It’s very large, and has an extremely strong magnetic field, and it’s a “rogue”, not attached to any other object.
And we know this because astronomers have detected it using the Very Large Array radio telescope.
At just 20 light years from home, this marks the first planetary-mass object that has ever been detected using radio telescopy. But only just.
At 12.7 times more massive than Jupiter, it’s right on the upper limit for planets – verging into brown dwarf territory.
“This object is right at the boundary between a planet and a brown dwarf, or ‘failed star,’ and is giving us some surprises that can potentially help us understand magnetic processes on both stars and planets,” said astronomer Melodie Kao of Arizona State University.

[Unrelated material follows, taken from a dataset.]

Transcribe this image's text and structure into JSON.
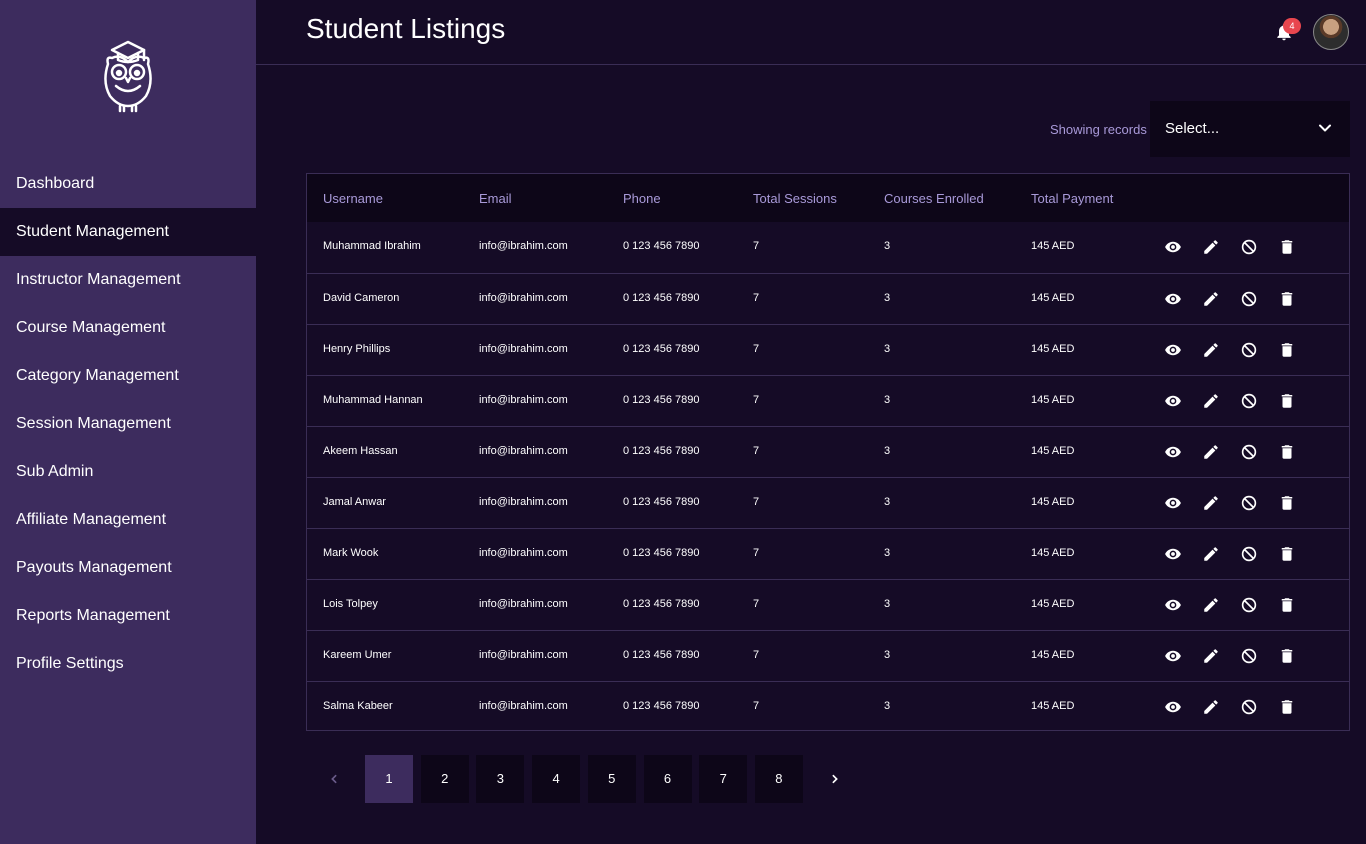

According to a working definition laid out by the IAU Working Group on Extrasolar Planets, a brown dwarf as an object that is too small to produce hydrogen fusion, the dominant process that generates energy in stars, but is still large enough for deuterium fusion, a lower temperature process vital to newly forming stars.
They sit, therefore, between very small stars and very large planets, between around 13 and 80 times the mass of Jupiter, and are sometimes known as “failed stars”.
They were also initially thought not to give off any radio waves, but in 2001, they were discovered to be absolutely teeming with magnetic activity. Further observations revealed that brown dwarfs can generate strong auroras.
Here on Earth, auroras are generated by solar winds, which interact with charged particles in our ionosphere. These charged particles travel along the planet’s magnetic field lines to the poles, where they manifest as dancing lights in the sky, and producing strong radio emissions.
But as far as we know, brown dwarfs aren’t in the vicinity of any stellar winds, making their auroras something of a puzzle.
Those are the processes that this new object, named SIMP J01365663+0933473, might help astronomers learn more about.
Discovered among a cluster of very young stars, it’s about 200 million years old – just a wee baby.
And, although it’s 12.7 times more massive than Jupiter, it’s only a little bit bigger, with a radius 1.22 times that of our gas giant.
Compared to the Sun’s 5,500-degree-Celsius surface temperature (9,932 degrees Fahrenheit), it’s relatively cool, coming in with a surface temperature of 825 degrees Celsius (around 1517 degrees Fahrenheit).
But its magnetic field is something worth a closer look. It’s a massive 200 times the strength of Jupiter’s magnetic field.
The team believe that they have detected radio emissions from these auroras – which presents a challenge to how we understand the mechanisms for auroras in both brown dwarfs and exoplanets.
“This particular object is exciting because studying its magnetic dynamo mechanisms can give us new insights on how the same type of mechanisms can operate in extrasolar planets – planets beyond our Solar System,” Kao said.
“We think these mechanisms can work not only in brown dwarfs, but also in both gas giant and terrestrial planets.”
That’s pretty freaking cool. But the discovery could also have another exciting implication that goes way beyond understanding aurora.
“Detecting SIMP J01365663+0933473 with the VLA through its auroral radio emission,” said astronomer Gregg Hallinan of Caltech, “also means that we may have a new way of detecting exoplanets, including the elusive rogue ones not orbiting a parent star.”